In the years since then, the debate has continued to intensify. By 1991 Americans were more familiar with the 2nd Amendment than the 1st. That’s the one that guarantees the freedom speech, a free press, freedom of religion, freedom of assembly, and the freedom to petition the government for a redress of grievances…
In 2002, Robert Levy of the Cato Institute, a libertarian leaning think tank, started putting together a case to challenge Washington, DC’s gun laws, the most restrictive in the country. The lead plaintiff was a security guard named Dick Heller, who carried a gun for work, but was unable to keep a weapon in his home. In 2007 the Supreme Court agreed to hear the case, which resulted in the famous 5 to 4 decision that, ”The Second Amendment protects an individual right to possess a firearm unconnected with service in a militia, and to use that arm for traditionally lawful purposes, such as self-defense within the home.”

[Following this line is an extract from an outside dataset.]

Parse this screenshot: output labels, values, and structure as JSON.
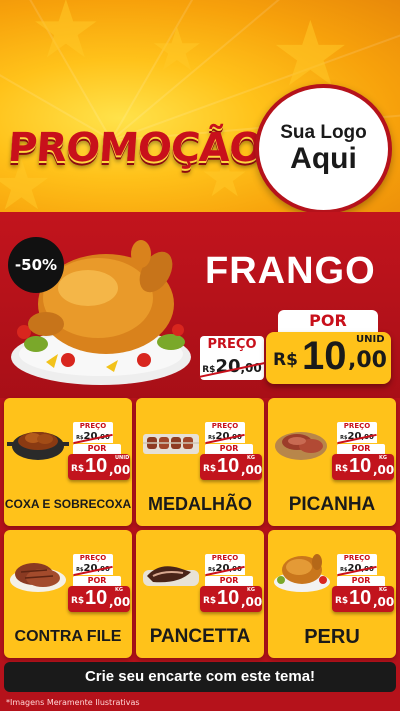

The decision further states “…Like most rights, the Second Amendment right is not unlimited. It is not a right to keep and carry any weapon whatsoever in any manner whatsoever and for whatever purpose: For example, concealed weapons prohibitions have been upheld under the Amendment or state analogues. The Court’s opinion should not be taken to cast doubt on longstanding prohibitions on the possession of firearms by felons and the mentally ill, or laws forbidding the carrying of firearms in sensitive places such as schools and government buildings, or laws imposing conditions and qualifications on the commercial sale of arms. Miller’s holding that the sorts of weapons protected are those “in common use at the time” finds support in the historical tradition of prohibiting the carrying of dangerous and unusual weapons.”
Thus individuals do have the right to “keep and bear arms,” however the government has the right to place restrictions on this right, leading us to where we are today.
Who should be banned from owning and bearing arms? What criteria should we use? Attempts to study the gun violence issue have been stymied of late, most notably by the Dickey amendment in 1996, named for Jay Dickey, a Republican from Arkansas, who introduced the amendment at the urging on the NRA. This amendment states, “none of the funds made available for injury prevention and control at the Centers for Disease Control and Prevention (CDC) may be used to advocate or promote gun control.”
This came with a $2.6 million cut in the CDC budget, the precise amount earmarked for studies of gun violence, effectively ending agency research into gun violence.
The spending bill passed last month, signed by President Trump on March 23rd, while it does not rescind the Dickey Amendment, clarifies the CDC can, in fact, study gun violence. Let’s hope this research comes with actionable policy recommendations and a congress willing to let data – not ideology nor lobbyists – inform policy decisions.